Hi @hellomag. Can you explain why you’ve referred to this hairstyle as an ‘English braid’, please? These look like cornrows/canerows – an ancient traditional African style of hair grooming. There’s concern that this ‘rebranding’ is cultural appropriation. CC: @FA @headshouldersuk pic.twitter.com/WjcuXbGnK4— Nadine White (@Nadine_Writes) April 9, 2019
- Iconic 90s documentary capturing Harlem’s drag ball scene, Paris Is Burning, has been re-released.
- At least five transgender candidates are standing in India’s national election, a turning point for a hugely marginalised community.
- Who remembers, Lizzie McGuire’s best mate Miranda Sanchez? The actress who played her, Lalaine Vergara-Paras has opened up about being forced to look “as white as possible” in Hollywood, and regularly masked her Filipino heritage.
- Sports Minister Mims Davies gave an oral statement on racism in football, vowing to review football’s current sanctioning regime, and increase the number of people from BAME backgrounds in football professions beyond playing.
- The son of a Louisiana police deputy, Holden Matthews, has been arrested as the suspect in three fires at black churches.
- China’s Xinjiang government has used the Christchurch terror attack to justify its mass surveillance and detention of Uyghur Muslims, saying they are protecting rather than oppressing the minority population.
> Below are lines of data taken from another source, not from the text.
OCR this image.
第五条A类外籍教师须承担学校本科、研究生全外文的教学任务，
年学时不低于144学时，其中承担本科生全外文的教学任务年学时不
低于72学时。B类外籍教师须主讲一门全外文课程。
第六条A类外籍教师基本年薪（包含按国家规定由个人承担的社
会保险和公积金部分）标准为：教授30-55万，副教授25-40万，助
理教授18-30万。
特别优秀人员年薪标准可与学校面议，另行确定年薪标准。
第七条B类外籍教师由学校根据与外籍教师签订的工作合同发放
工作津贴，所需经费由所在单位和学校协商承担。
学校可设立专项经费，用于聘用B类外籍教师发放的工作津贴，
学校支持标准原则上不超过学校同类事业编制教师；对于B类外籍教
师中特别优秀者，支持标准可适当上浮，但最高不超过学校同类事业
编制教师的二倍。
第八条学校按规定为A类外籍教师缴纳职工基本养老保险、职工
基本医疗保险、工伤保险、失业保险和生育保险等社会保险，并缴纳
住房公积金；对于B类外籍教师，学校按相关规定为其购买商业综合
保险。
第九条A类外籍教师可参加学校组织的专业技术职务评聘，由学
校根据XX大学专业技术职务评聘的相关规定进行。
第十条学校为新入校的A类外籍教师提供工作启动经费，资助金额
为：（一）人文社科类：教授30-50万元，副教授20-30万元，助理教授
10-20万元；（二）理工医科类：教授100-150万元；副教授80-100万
Sorry, what?
- Abortion has been banned in South Korea for 66 years, but this is set to change after the court ruled it must be lifted by the end of 2020. Previously, women who had abortions in SK could face up to a year in prison and be fined over £1.5k.
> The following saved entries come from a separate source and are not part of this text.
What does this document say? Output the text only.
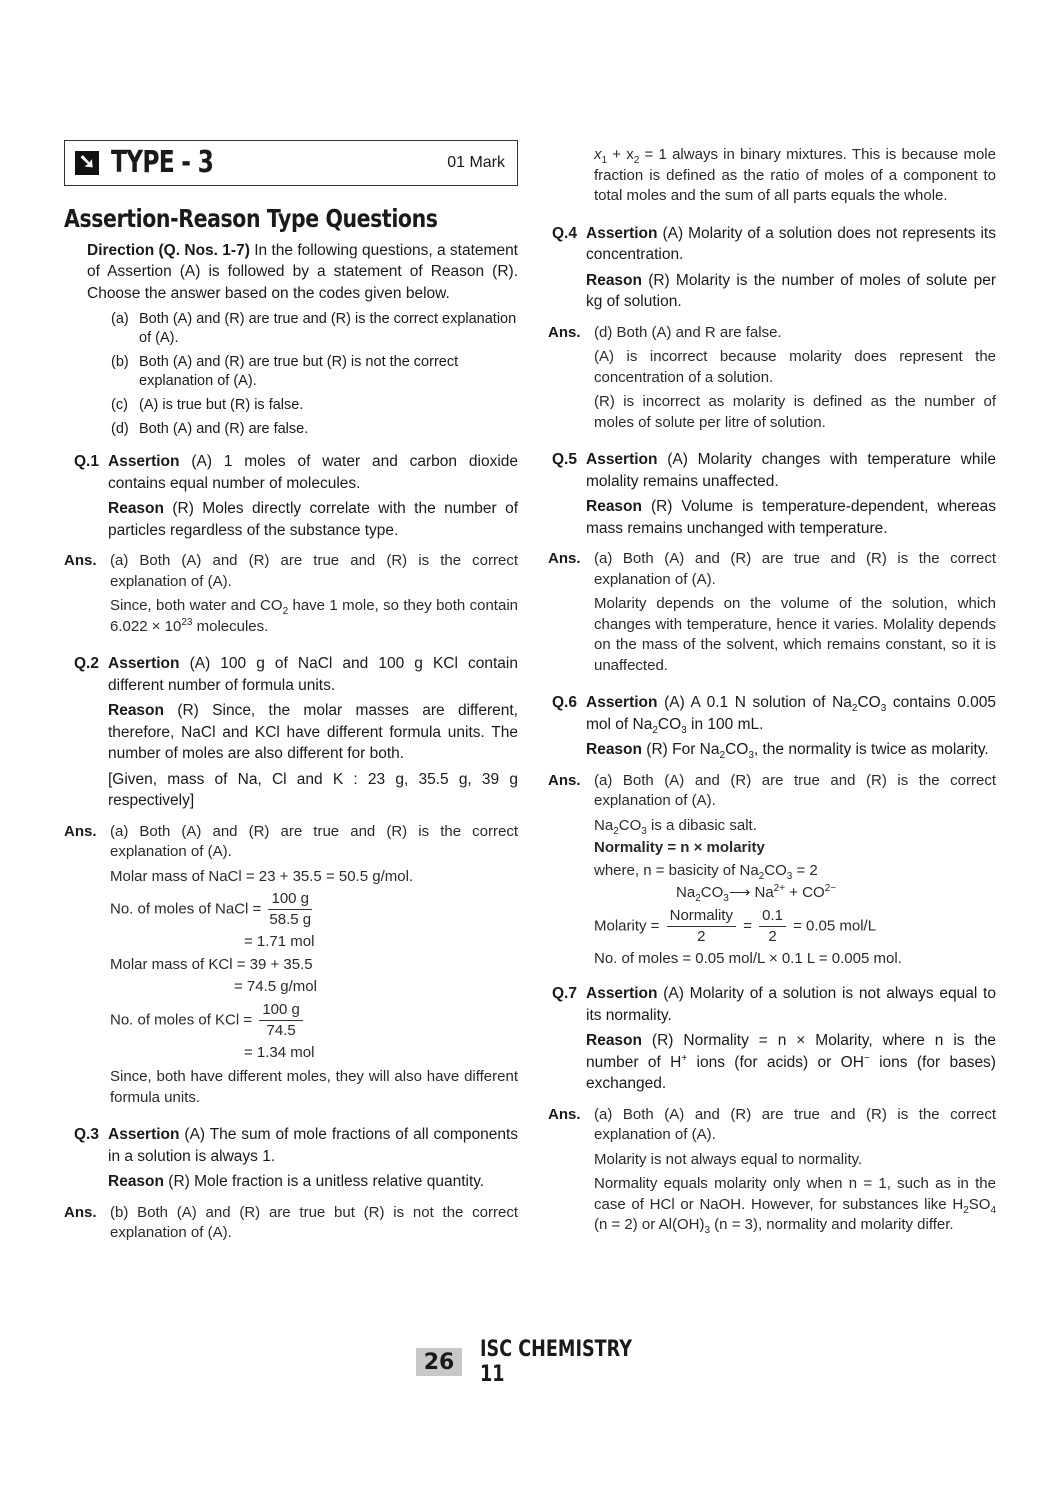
➘ TYPE - 3	01 Mark
Assertion-Reason Type Questions
Direction (Q. Nos. 1-7) In the following questions, a statement of Assertion (A) is followed by a statement of Reason (R). Choose the answer based on the codes given below.
(a) Both (A) and (R) are true and (R) is the correct explanation of (A).
(b) Both (A) and (R) are true but (R) is not the correct explanation of (A).
(c) (A) is true but (R) is false.
(d) Both (A) and (R) are false.
Q.1 Assertion (A) 1 moles of water and carbon dioxide contains equal number of molecules.

Reason (R) Moles directly correlate with the number of particles regardless of the substance type.

Ans. (a) Both (A) and (R) are true and (R) is the correct explanation of (A).

Since, both water and $CO_2$ have 1 mole, so they both contain $6.022 \times 10^{23}$ molecules.

Q.2 Assertion (A) 100 g of NaCl and 100 g KCl contain different number of formula units.

Reason (R) Since, the molar masses are different, therefore, NaCl and KCl have different formula units. The number of moles are also different for both.

[Given, mass of Na, Cl and K : 23 g, 35.5 g, 39 g respectively]

Ans. (a) Both (A) and (R) are true and (R) is the correct explanation of (A).

Molar mass of NaCl = 23 + 35.5 = 50.5 g/mol.
No. of moles of NaCl = $\frac{100 g}{58.5 g}$
= 1.71 mol
Molar mass of KCl = 39 + 35.5
= 74.5 g/mol
No. of moles of KCl = $\frac{100 g}{74.5}$
= 1.34 mol

Since, both have different moles, they will also have different formula units.

Q.3 Assertion (A) The sum of mole fractions of all components in a solution is always 1.

Reason (R) Mole fraction is a unitless relative quantity.

Ans. (b) Both (A) and (R) are true but (R) is not the correct explanation of (A).

$x_1 + x_2 = 1$ always in binary mixtures. This is because mole fraction is defined as the ratio of moles of a component to total moles and the sum of all parts equals the whole.

Q.4 Assertion (A) Molarity of a solution does not represents its concentration.

Reason (R) Molarity is the number of moles of solute per kg of solution.

Ans. (d) Both (A) and R are false.

(A) is incorrect because molarity does represent the concentration of a solution.

(R) is incorrect as molarity is defined as the number of moles of solute per litre of solution.

Q.5 Assertion (A) Molarity changes with temperature while molality remains unaffected.

Reason (R) Volume is temperature-dependent, whereas mass remains unchanged with temperature.

Ans. (a) Both (A) and (R) are true and (R) is the correct explanation of (A).

Molarity depends on the volume of the solution, which changes with temperature, hence it varies. Molality depends on the mass of the solvent, which remains constant, so it is unaffected.

Q.6 Assertion (A) A 0.1 N solution of $Na_2CO_3$ contains 0.005 mol of $Na_2CO_3$ in 100 mL.

Reason (R) For $Na_2CO_3$, the normality is twice as molarity.

Ans. (a) Both (A) and (R) are true and (R) is the correct explanation of (A).

$Na_2CO_3$ is a dibasic salt.
Normality = n × molarity
where, n = basicity of $Na_2CO_3 = 2$
$Na_2CO_3⟶$ $Na^{2+} + CO^{2-}$
Molarity = $\frac{\text{Normality}}{2} = \frac{0.1}{2} = 0.05$ mol/L
No. of moles = 0.05 mol/L × 0.1 L = 0.005 mol.
Q.7 Assertion (A) Molarity of a solution is not always equal to its normality.

Reason (R) Normality = n × Molarity, where n is the number of H+ ions (for acids) or OH− ions (for bases) exchanged.

Ans. (a) Both (A) and (R) are true and (R) is the correct explanation of (A).

Molarity is not always equal to normality.

Normality equals molarity only when n = 1, such as in the case of HCl or NaOH. However, for substances like $H_2SO_4$ (n = 2) or $Al(OH)_3$ (n = 3), normality and molarity differ.

26	ISC CHEMISTRY 11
- Arts Council England has launched research into BAME representation in children’s literature, saying it does not “adequately reflect the diversity of twenty-first century Britain”.
- Good news: your landlord can no longer throw you out of your rented accommodation on short notice for no reason
Moment of the week
“You’ll be my valentine in the summer.” #SummertimeMagic— Culture Cropped (@culturecropped) April 13, 2019
Have you seen Donald Glover/Childish Gambino and Rihanna in #GuavaIsland yet? The 54-minute film was shot in secret last year in Cuba. It’s streaming free only until Sunday 9:00am PHT: https://t.co/FDp3u3ZXE6 pic.twitter.com/Ri1f9bN9Kl
Donald Glover and Rihanna’s film Guava Island is finally here and it’s amazing. What could be better than a full hour of Childish Gambino songs reworked as a serenade, scenes with a carnival atmosphere, and looks from GQ’s Mobolaji Dawodu.